A Logística Reversa consiste em um conjunto de ações, procedimentos e meios destinados a viabilizar a coleta e a restituição dos resíduos sólidos ao setor empresarial, e no Brasil é regulamentada pela Política Nacional de Resíduos Sólidos – PNRS, baseada na lei nº 12.305, que prevê a implementação de sistemas de produção e consumo consciente a fabricantes, importadores, distribuidores e comerciantes. O conceito é uma das atividades sociais e econômicas mais relevantes para a minimização do impacto industrial no meio ambiente, mas encontra desafios já nos primeiros processos da reciclagem.

Um exemplo que ilustra umas das principais dificuldades das práticas de Logística Reversa e que dificulta a reciclagem no Brasil é o fato de alguns tipos de embalagens plásticas inviabilizam o reuso de grande parte do material. “Para que a reutilização seja possível, o PET coletado e separado, por exemplo, precisa ser triturado para dar origem aos flakes que se transformarão em matéria-prima para novos produtos. Mas para passar por este processo o plástico precisa estar puro, sem resíduos de outros materiais.
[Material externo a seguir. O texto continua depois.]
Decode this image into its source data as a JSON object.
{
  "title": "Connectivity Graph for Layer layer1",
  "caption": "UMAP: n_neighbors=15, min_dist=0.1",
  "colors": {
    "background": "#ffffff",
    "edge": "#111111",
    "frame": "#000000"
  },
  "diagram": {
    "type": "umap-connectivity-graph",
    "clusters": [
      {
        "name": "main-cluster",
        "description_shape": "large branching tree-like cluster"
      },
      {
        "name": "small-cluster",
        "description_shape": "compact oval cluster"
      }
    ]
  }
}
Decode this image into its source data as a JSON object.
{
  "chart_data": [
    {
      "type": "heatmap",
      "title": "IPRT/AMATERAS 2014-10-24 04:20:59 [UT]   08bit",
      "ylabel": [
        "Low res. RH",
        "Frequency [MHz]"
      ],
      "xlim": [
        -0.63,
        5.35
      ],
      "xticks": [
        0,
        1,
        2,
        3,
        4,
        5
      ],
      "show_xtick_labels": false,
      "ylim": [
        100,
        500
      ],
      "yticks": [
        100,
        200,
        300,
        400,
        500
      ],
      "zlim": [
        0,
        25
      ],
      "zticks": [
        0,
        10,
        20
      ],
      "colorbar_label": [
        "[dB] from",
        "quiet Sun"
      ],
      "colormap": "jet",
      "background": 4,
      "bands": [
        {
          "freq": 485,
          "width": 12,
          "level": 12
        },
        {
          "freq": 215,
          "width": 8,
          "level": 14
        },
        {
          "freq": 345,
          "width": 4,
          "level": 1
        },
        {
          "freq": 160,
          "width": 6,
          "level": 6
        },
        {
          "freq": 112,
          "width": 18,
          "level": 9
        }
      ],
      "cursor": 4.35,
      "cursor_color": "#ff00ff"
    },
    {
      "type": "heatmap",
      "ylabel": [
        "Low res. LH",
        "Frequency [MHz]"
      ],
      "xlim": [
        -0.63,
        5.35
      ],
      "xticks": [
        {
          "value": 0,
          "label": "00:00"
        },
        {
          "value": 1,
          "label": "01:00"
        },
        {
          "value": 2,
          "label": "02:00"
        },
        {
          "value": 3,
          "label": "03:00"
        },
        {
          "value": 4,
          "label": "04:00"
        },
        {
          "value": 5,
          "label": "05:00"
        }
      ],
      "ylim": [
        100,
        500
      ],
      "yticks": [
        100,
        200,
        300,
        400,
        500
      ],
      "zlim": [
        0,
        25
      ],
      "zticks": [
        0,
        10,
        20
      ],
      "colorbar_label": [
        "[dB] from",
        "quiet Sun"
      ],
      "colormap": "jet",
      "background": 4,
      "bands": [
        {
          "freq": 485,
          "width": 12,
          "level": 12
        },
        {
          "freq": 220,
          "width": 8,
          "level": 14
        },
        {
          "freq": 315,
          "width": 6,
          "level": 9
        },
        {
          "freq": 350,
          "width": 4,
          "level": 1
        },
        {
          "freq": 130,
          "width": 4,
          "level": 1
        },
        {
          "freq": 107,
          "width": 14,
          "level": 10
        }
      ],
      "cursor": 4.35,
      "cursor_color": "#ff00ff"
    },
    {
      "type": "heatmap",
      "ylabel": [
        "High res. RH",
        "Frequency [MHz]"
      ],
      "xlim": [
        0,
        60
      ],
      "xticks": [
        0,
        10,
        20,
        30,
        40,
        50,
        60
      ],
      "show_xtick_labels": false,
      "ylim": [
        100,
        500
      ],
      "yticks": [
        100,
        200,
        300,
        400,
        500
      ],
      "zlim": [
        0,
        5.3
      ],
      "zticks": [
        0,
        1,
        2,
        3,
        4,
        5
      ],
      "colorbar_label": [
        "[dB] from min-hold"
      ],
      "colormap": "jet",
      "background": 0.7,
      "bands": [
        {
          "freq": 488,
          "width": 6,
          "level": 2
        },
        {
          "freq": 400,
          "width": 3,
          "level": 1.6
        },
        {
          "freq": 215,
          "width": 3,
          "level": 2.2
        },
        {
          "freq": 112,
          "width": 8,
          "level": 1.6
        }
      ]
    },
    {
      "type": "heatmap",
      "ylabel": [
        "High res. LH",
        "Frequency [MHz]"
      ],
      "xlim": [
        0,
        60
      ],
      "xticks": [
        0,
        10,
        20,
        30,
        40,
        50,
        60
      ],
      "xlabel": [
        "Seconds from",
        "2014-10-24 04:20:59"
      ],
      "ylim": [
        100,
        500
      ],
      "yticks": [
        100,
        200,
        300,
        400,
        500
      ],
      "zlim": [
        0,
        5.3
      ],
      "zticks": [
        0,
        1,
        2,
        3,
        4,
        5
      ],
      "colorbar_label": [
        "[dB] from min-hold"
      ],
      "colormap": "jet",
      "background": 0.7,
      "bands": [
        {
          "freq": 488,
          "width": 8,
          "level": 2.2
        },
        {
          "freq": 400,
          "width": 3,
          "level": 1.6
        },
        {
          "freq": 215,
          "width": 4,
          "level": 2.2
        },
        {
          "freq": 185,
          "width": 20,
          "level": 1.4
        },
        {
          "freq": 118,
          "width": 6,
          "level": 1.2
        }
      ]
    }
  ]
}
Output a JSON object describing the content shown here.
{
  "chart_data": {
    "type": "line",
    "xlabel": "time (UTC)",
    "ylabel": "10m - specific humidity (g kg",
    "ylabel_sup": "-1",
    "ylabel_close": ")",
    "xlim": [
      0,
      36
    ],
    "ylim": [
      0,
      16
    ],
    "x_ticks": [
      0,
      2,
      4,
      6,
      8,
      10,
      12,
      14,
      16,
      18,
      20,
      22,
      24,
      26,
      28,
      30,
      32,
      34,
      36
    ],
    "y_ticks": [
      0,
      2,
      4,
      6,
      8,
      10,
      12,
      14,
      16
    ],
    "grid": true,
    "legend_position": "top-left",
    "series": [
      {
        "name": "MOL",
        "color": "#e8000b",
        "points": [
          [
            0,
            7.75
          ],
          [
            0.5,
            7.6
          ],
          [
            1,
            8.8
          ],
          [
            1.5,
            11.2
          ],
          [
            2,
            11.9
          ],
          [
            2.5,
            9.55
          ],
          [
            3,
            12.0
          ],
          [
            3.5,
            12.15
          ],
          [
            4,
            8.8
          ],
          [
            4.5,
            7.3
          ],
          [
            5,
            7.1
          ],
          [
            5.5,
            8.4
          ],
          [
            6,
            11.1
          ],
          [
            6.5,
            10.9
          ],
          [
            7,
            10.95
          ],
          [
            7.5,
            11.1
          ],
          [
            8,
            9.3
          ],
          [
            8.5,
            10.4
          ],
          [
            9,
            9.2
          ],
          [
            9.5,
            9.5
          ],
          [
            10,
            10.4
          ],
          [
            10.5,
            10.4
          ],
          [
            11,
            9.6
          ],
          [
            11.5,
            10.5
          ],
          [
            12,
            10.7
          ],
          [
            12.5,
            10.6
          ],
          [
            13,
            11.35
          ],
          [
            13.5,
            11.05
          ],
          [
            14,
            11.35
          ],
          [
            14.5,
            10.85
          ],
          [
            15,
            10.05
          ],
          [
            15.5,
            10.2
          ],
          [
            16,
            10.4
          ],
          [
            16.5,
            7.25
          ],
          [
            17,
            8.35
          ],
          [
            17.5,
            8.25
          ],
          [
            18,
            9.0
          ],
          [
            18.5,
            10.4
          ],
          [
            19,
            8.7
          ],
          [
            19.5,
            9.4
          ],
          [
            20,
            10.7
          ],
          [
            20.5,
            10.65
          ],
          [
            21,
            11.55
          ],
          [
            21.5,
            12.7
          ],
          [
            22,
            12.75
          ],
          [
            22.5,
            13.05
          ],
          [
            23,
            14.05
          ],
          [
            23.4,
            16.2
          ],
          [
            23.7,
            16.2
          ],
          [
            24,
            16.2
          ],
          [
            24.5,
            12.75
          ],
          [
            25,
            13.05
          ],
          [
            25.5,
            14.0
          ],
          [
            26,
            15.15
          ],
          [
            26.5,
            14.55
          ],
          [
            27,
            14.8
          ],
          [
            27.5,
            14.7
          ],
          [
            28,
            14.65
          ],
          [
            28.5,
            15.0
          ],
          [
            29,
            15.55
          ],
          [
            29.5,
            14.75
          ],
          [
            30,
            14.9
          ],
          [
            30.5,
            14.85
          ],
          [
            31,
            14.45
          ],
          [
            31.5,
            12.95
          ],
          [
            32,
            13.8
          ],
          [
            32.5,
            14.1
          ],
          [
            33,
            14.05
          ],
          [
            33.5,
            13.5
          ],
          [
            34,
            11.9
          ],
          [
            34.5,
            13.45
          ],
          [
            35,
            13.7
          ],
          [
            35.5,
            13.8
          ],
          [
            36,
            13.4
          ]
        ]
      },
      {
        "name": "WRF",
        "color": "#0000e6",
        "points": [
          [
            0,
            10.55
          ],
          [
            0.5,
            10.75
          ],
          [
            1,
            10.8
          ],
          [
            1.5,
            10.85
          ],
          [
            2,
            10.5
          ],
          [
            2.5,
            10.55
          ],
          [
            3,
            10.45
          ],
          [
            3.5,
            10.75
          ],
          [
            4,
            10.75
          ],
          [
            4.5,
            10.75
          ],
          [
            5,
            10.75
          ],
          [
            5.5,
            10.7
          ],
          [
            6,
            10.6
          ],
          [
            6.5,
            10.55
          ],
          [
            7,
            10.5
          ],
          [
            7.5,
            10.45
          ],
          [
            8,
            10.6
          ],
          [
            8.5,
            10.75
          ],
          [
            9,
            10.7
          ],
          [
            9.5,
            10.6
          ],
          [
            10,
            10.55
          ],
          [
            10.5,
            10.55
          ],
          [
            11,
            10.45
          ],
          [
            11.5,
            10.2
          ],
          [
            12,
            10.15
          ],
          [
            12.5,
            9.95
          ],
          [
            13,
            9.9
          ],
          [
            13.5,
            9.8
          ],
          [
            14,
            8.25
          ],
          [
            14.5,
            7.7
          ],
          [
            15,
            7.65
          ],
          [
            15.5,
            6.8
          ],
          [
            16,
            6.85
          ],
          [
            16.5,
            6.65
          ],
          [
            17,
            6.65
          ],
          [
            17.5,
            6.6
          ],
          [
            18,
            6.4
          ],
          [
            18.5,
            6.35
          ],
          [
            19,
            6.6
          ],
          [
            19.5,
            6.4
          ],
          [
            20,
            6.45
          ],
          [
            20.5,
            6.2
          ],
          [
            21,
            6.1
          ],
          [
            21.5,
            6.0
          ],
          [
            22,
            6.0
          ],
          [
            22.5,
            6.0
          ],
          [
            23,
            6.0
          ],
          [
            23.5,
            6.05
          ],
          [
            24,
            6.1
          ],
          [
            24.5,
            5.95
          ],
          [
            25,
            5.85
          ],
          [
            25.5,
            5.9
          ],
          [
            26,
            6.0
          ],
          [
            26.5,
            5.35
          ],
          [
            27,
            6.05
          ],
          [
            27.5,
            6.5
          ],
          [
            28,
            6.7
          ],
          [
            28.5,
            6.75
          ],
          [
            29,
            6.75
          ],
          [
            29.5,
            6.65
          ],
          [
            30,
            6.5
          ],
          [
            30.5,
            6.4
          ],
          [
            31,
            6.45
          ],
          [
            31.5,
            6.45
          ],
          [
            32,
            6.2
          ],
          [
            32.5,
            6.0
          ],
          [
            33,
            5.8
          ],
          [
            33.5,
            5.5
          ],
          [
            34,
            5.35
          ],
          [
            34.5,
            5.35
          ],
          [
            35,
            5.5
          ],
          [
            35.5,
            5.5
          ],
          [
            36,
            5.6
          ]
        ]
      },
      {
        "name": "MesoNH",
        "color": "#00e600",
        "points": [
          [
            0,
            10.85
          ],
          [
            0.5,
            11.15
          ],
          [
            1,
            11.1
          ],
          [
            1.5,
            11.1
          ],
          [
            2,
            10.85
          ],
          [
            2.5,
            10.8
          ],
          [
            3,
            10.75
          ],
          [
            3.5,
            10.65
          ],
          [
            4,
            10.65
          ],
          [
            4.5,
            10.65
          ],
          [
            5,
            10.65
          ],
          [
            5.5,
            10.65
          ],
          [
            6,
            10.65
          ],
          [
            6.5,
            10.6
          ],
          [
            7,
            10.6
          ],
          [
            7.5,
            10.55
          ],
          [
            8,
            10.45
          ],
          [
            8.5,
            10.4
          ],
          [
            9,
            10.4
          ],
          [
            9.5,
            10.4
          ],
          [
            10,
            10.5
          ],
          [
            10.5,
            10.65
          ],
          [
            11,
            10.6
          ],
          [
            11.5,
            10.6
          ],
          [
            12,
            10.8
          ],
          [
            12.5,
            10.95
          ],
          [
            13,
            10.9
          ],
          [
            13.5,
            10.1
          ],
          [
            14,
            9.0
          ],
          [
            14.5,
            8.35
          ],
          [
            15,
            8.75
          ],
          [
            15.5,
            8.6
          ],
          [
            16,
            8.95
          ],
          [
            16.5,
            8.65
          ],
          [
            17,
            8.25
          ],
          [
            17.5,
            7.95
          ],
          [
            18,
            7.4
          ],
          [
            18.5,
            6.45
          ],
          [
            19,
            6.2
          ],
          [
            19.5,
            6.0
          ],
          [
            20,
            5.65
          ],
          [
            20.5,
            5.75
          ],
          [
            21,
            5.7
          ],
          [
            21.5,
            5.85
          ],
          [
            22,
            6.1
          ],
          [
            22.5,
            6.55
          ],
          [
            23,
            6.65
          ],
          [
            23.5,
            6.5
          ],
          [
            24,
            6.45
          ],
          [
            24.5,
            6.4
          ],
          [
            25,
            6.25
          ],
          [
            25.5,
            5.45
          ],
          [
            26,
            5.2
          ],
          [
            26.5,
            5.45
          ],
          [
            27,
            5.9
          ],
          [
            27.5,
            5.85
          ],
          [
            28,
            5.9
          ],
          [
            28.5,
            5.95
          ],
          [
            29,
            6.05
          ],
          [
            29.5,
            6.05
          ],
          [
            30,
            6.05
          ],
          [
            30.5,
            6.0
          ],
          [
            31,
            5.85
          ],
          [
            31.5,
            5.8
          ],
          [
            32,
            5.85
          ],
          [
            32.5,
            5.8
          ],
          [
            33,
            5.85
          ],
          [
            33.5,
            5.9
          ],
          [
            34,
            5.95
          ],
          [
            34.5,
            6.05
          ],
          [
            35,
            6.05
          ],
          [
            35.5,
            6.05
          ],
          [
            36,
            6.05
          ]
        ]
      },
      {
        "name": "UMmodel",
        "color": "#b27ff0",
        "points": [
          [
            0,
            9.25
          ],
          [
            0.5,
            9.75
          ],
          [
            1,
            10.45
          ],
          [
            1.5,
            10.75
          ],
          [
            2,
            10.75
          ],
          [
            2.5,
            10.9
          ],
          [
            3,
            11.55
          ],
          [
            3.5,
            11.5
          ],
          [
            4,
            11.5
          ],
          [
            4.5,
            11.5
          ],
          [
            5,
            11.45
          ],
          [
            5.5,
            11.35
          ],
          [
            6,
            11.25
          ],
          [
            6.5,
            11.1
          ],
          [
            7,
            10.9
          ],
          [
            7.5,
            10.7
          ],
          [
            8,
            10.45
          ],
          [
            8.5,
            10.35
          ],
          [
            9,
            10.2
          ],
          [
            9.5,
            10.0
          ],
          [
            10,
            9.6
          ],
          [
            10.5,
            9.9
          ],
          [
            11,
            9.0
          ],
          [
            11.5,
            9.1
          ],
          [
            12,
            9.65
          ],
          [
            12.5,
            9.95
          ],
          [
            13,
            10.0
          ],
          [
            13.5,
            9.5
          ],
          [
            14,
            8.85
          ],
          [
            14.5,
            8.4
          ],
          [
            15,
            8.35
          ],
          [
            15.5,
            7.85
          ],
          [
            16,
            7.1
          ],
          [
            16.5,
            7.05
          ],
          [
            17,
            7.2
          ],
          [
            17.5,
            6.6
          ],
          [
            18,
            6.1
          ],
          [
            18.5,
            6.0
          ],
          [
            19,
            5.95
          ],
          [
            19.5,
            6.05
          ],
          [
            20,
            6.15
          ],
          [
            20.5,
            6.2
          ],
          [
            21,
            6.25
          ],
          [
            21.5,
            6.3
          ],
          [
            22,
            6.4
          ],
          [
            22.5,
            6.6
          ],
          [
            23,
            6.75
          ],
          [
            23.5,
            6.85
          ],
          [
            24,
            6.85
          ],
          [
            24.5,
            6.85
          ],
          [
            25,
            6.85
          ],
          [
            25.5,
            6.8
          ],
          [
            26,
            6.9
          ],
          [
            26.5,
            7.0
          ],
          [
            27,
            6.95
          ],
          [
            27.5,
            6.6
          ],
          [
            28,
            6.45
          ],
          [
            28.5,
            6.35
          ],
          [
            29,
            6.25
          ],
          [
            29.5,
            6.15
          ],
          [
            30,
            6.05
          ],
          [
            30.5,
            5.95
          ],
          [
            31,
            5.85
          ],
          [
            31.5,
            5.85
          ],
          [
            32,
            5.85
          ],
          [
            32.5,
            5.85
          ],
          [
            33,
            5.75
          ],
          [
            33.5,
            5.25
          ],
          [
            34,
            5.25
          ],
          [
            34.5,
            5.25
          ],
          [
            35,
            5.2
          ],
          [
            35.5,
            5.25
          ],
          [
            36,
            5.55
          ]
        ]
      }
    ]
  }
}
O que acontece, é que os rótulos que são totalmente fixados com substancias adesivas tradicionais não se separam das embalagens no processo de lavagem convencional, que é praticada na grande maioria dos processos de reciclagem e acabam contaminando todo o material que não poderá mais ser reaproveitado”, explica Soraya Bischoff, gerente do Instituto de Logística Reversa (ILOG), que atua desde 2016 auxiliando instituições de todos os portes a adotarem e desenvolverem práticas sustentáveis em cumprimento das políticas estaduais e nacionais de logística reversa a partir de parcerias com o a iniciativa privada, governos estaduais e municipais e cooperativas de catadores.

O problema acaba reduzindo, por exemplo, a quantidade de material reciclável que poderia ser reaproveitada, já que uma das alternativas é a retirada manual de cada rótulo, o que agregaria tempo e valor extra e encareceria significativamente o processo. “O ideal são os rótulos envelopados, como os encontrados geralmente em garrafinhas de água, pois se soltam facilmente durante a lavagem, eliminando a necessidade de cortar manualmente o fragmento de plástico em que estão colados, que além de ser economicamente inviável, já que o serviço precisaria ser terceirizado, ainda acaba por desperdiçar uma parcela do material”, acrescenta Soraya.

Para a especialista, uma solução definitiva, seria a conscientização e redesign sustentável por parte das indústrias. “O processo de logística reversa precisa ser entendido além do reaproveitamento. É necessário que a indústria encare o conceito como um todo, considerando toda a criação e vida útil de um produto, desde sua concepção e design até o momento em que ele é descartado. Incorporar efetivamente ações pensadas para a preservação de recursos naturais com estratégias alinhadas aos processos de reciclagem e reutilização é a chave para subtrair os empecilhos e tornar o setor empresarial sustentável mais rapidamente”, completa.